Personal information
- Full name: Jacob Francis Mariona Maniti
- Date of birth: 16 October 2002 (age 23)
- Place of birth: Wetherill Park, Australia
- Height: 1.72 m (5 ft 8 in)
- Position: Central midfielder

Team information
- Current team: Blacktown City
- Number: 22

Youth career
- 2010–2013: NSW South South Team
- 2013–2014: Marconi Stallions
- 2014–2015: Mounties Wanderers
- 2015–2017: Mt Druitt Town Rangers
- 2018–2020: Melbourne Victory

Senior career*
- Years: Team / Apps / (Gls)
- 2020–2021: Blacktown City / 1 / (0)
- 2021–2022: Bulls FC Academy / 2 / (0)
- 2022–2023: ADT / 8 / (2)
- 2023: Hobro IK II
- 2023–: Blacktown City / 23 / (0)

International career
- 2016: Philippines U14
- 2018: Philippines U16
- 2019: Philippines U19
- 2022–2023: Philippines U23 / 6 / (0)

= Jacob Maniti =

Filipino footballer (born 2002)

Jacob Maniti (born 16 October 2002) is a Filipino professional footballer who plays as a central midfielder for National Premier Leagues NSW club Blacktown City. Born in Australia, he represented the Philippines at youth international level.

==Career==
Born in Western Sydney to parents of Filipino and El Salvador heritage he was signed to the academy of A-League Men club Melbourne Victory, following strong performances as a young player in local district competitions.

Maniti would travel to the Philippines and represent the Azkals Development Team in the Philippines Football League, where his first goal would be a penalty against Maharlika Taguig, which rescued the Azkals a 1–1 draw.

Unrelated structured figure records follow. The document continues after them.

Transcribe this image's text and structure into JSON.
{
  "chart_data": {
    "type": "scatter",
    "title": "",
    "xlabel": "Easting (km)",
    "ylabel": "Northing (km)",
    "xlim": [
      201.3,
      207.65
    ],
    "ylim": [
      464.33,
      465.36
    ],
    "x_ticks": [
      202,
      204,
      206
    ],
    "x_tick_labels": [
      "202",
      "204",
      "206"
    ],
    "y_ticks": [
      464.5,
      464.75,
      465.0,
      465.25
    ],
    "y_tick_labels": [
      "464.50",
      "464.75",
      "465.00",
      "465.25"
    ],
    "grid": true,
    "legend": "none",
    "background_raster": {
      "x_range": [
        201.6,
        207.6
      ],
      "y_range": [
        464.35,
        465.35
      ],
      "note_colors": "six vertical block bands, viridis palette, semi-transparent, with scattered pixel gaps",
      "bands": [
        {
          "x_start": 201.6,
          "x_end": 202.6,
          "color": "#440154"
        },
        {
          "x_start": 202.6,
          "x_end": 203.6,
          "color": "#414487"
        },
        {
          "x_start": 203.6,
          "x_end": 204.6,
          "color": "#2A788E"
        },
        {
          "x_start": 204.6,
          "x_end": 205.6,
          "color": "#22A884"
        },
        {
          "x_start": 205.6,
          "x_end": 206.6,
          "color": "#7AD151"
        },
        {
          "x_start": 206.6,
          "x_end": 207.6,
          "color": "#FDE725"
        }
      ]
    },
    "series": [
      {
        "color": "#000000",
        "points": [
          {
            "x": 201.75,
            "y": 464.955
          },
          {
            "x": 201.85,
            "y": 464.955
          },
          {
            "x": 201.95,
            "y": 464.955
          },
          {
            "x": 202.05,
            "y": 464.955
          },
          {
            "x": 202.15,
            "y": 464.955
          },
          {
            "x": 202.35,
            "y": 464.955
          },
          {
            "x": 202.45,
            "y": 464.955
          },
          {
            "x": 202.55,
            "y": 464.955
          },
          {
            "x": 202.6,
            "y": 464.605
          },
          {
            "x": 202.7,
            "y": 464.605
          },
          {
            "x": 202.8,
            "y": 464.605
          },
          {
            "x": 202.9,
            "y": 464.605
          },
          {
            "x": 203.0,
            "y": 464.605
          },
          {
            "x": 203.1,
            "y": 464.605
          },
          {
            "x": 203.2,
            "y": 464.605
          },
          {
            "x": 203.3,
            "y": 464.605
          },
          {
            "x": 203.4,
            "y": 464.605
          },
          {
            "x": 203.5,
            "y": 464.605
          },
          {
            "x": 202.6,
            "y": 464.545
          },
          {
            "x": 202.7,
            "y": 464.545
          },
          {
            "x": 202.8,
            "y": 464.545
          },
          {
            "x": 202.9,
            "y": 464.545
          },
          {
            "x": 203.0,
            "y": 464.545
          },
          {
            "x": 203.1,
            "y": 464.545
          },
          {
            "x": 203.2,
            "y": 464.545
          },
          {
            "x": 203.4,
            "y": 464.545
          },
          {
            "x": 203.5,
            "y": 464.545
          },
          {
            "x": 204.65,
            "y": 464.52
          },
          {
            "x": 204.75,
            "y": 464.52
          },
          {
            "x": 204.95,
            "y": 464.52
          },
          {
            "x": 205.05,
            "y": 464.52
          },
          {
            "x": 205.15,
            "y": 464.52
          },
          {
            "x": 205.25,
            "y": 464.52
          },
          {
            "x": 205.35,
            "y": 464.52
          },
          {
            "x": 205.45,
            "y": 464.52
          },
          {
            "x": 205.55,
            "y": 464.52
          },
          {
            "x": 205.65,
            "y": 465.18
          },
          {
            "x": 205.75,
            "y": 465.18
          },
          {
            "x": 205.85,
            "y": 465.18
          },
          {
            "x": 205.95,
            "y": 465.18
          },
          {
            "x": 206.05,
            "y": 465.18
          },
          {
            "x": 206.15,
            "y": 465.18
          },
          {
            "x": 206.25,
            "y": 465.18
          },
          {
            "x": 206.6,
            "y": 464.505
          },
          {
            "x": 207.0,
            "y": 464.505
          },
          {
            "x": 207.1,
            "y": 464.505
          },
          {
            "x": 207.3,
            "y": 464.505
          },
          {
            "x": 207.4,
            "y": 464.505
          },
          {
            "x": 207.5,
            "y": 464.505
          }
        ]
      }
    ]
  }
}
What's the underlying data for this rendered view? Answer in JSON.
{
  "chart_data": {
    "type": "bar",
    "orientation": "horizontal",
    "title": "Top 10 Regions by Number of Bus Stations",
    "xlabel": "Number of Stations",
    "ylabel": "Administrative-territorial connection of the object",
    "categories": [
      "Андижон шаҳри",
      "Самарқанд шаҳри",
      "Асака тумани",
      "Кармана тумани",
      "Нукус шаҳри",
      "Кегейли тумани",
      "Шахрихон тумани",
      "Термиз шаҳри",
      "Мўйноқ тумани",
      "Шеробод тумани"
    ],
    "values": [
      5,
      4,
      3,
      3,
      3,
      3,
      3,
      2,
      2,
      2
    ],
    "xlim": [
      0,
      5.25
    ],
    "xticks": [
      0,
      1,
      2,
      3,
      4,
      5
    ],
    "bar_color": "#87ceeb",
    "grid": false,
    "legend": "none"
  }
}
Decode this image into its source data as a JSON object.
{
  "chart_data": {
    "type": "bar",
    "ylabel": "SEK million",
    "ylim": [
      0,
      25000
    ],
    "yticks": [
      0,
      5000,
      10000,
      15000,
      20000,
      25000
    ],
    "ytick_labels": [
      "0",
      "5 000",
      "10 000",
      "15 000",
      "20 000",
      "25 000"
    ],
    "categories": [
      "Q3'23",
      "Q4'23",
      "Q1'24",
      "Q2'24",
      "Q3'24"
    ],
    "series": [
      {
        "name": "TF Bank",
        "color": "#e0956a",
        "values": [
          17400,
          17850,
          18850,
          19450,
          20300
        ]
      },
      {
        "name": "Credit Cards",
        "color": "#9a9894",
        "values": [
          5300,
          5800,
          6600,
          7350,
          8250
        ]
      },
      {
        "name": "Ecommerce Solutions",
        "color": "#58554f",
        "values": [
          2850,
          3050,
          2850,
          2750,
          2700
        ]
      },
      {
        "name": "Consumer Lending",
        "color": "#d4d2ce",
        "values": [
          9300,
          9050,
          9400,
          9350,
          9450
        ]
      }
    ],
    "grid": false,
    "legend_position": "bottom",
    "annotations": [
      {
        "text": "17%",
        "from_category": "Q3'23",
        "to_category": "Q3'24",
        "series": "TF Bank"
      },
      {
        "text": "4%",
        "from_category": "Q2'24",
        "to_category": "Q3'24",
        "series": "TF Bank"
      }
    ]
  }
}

Following a short term move to Hobro IK, Maniti returned to Australia and re-signed with Blacktown City in the NPL1 for the 2024 National Premier Leagues NSW season.

==International career==
Due to his heritage, Maniti is eligible to represent Australia, El Salvador and the Philippines. He was called up to the ASEAN U-19 Boys Championship while with the Melbourne Victory academy.

Maniti was called up to the Philippines U-23s for the 2022 AFF U-23 Championship.

==Personal life==
Maniti is the brother of Philippines women's national football team player Chantelle Maniti and Philippines national under-16 football team player Michael Maniti.